1.Onderzoek ter terechtzitting

Dit vonnis is op tegenspraak gewezen naar aanleiding van het onderzoek op de terechtzitting van
28 oktober 2020.
De rechtbank heeft kennisgenomen van de vordering van de officier van justitie mr. W.J. de Graaf en van wat de gemachtigd raadsman van verdachte, mr. J.G.D. Rutten, naar voren heeft gebracht.

2.Tenlastelegging

Verdachte wordt - kort gezegd - verdacht van het tussen 1 januari 2014 en 18 april 2017 witwassen van geldbedragen met een totale waarde van € 42.665,40.
De volledige tekst van de tenlastelegging is opgenomen in bijlage I.

3.Inleiding

Naar aanleiding van de aanhouding van de broer van verdachte in een ander strafrechtelijk onderzoek, vond er op 18 april 2017 een doorzoeking plaats in de woning van de ouders van verdachte, aan de [adres 2] . Verdachte was op dat moment ook in die woning aanwezig.
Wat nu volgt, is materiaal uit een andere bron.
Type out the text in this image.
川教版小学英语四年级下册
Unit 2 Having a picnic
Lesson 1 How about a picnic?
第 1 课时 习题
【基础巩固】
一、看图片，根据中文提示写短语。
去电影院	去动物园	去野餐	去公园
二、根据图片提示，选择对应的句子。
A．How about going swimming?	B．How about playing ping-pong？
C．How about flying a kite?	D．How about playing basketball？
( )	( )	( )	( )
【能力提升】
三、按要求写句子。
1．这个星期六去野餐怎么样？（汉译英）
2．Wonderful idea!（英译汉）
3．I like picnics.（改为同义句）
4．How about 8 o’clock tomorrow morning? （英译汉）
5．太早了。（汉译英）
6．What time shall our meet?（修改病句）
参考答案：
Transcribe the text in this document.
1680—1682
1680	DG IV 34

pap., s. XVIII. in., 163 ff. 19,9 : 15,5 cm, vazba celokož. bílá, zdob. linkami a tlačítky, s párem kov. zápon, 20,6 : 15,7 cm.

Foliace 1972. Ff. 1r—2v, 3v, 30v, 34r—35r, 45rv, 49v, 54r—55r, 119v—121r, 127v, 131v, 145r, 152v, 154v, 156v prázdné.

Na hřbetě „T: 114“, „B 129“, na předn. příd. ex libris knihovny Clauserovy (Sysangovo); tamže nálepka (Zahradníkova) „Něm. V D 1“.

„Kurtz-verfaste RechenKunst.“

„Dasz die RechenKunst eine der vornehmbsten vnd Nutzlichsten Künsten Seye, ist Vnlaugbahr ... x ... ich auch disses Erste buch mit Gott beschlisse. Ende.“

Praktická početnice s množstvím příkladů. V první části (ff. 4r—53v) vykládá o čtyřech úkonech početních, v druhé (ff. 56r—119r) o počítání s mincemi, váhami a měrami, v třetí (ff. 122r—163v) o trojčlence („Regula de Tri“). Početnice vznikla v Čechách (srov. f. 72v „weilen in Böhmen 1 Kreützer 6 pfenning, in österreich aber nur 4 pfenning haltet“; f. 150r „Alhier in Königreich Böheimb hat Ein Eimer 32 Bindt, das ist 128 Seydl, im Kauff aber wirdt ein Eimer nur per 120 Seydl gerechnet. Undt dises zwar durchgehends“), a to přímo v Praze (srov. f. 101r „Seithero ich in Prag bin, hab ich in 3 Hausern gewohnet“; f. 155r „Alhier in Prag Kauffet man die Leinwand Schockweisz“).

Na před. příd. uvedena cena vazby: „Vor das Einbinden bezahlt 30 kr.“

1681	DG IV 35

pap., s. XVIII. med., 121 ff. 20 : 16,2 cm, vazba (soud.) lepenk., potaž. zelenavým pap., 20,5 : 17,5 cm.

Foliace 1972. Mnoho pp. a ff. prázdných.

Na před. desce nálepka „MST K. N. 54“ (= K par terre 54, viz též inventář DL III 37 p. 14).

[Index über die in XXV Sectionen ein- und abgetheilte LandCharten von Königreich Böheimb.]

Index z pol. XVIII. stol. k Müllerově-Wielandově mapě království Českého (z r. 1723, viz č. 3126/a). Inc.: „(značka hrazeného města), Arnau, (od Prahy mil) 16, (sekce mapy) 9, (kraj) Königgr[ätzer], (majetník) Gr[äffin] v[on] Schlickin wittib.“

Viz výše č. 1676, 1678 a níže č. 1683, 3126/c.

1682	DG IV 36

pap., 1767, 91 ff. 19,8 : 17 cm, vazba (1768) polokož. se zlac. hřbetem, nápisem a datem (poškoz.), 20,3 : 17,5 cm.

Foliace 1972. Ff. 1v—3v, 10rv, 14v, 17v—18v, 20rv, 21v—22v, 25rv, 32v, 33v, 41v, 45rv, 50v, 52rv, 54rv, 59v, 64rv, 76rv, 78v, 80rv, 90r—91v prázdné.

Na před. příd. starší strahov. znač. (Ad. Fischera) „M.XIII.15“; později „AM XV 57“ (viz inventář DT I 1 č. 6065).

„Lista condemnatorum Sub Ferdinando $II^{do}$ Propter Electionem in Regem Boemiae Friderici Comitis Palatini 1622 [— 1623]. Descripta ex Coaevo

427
Tijdens de doorzoeking werden op verschillende plaatsen in de woning contante geldbedragen aangetroffen, in totaal € 42.350,-. In de zak van een jas werd een bedrag van € 1.350,- aangetroffen. Het betrof een stapel van 27 biljetten van € 50,-. Verdachte heeft tegenover de politie verklaard dat dit geld van hem was. Verder is er een contant bedrag van € 8.000,- aangetroffen in de linnenkast in de slaapkamer van de ouders van verdachte. Dit bedrag bestond uit 160 biljetten van € 50,-. Verdachte heeft bij de politie verklaard dat ook dit geldbedrag van hem was.
Verder is in de woning en in de schuur een op hennep gelijkende stof aangetroffen.
Naar aanleiding van deze bevindingen is een strafrechtelijk onderzoek gestart naar onder meer verdachte, ter zake van overtreding van de Opiumwet en witwassen.
Aan de hand van de resultaten van financieel onderzoek en het rapport berekening wederrechtelijk voordeel heeft de politie berekend dat verdachte een bedrag van € 42.665,40 zou hebben witgewassen.
De vraag die de rechtbank moet beantwoorden, is of verdachte zich inderdaad schuldig heeft gemaakt aan witwassen en, zo ja, ter hoogte van welk bedrag.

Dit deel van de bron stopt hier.